The EUR/GBP pair went sideways initially on Thursday, but then sliced through the vinyl 0.88 handle to the upside after Mark Carney from the Bank of England suggested that although they were raising interest rates during the day, quite frankly it’s going to be a very slow and gradual rise that the market can expect. Now that we’ve reentered the previous consolidation area, I think that a pullback will more than likely offer a buying opportunity as the 0.88 level should be supported. The market should continue to reach towards the 0.90 level as it is the top of the reason. I think that if we can break above the 0.90 level, the market should then go to the 0.92 level above. I think that the turnaround is a nice buying opportunity as we had recently sold off drastically.

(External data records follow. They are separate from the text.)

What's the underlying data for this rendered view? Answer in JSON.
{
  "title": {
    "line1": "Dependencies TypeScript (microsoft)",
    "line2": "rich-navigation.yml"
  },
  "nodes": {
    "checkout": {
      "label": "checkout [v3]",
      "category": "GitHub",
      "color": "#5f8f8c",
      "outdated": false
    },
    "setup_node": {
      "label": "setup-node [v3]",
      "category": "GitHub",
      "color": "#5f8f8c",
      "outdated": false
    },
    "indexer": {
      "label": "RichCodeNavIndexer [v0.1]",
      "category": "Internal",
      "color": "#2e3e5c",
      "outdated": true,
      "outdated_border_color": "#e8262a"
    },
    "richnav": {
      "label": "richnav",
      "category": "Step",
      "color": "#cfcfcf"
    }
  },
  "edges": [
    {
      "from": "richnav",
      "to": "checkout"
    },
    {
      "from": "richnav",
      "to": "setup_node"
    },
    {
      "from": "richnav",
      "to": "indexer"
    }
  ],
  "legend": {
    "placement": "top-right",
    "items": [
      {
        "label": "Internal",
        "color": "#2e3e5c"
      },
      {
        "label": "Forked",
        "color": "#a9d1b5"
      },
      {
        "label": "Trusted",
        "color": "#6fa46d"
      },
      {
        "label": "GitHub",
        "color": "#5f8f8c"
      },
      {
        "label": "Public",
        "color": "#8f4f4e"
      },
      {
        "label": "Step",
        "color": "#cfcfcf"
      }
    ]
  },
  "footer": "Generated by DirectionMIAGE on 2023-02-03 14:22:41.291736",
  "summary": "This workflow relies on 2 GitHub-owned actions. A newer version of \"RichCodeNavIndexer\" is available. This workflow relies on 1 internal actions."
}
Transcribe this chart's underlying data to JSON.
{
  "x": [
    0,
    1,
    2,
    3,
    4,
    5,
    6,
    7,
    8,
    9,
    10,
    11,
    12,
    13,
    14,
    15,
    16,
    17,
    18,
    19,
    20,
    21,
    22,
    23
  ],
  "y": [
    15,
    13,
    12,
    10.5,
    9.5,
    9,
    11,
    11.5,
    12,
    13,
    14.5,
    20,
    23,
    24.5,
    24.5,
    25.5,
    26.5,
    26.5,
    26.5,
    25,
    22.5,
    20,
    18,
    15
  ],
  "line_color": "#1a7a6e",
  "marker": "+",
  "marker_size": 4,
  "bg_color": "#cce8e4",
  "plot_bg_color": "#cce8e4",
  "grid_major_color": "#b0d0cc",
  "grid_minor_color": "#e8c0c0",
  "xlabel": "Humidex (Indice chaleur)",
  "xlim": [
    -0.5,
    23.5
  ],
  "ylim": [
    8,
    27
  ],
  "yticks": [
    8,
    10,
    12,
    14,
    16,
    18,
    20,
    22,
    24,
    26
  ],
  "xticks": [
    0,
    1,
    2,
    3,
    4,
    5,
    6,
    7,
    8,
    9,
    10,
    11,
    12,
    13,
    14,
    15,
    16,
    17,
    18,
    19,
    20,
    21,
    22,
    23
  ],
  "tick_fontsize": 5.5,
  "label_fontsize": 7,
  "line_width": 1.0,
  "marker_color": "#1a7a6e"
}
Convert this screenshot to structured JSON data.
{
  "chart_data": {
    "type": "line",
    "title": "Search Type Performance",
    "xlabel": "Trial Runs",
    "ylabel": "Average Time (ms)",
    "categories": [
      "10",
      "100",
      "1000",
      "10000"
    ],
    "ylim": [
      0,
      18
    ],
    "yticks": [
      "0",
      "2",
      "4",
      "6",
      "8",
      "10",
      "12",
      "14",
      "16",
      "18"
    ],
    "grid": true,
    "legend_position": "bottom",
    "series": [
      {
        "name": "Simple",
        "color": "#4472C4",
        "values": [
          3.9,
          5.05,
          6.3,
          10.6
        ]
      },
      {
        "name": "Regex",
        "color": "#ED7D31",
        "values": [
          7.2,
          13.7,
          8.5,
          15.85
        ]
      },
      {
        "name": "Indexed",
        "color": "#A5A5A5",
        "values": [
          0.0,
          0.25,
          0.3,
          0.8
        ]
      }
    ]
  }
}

The alternate scenario is that if we break down below the 0.8740 level, we would continue to go much lower. Ultimately though, I think that the buyers will continue to run the show, as the longer-term trend has been very bullish. A lot of pundits think that the pair is going to go to the parity level, and I think it makes sense as traders will continue to be concerned about the situation in the United Kingdom after leaving the European Union. They clearly will favor the European Union for its stability, even though I think in the long run the United Kingdom will do quite well, and I would be interested in owning the British pound once we shake a lot of the doubt out of the system. After the significant move during the Thursday session though, it looks likely that the buyers are coming back to push this market much higher.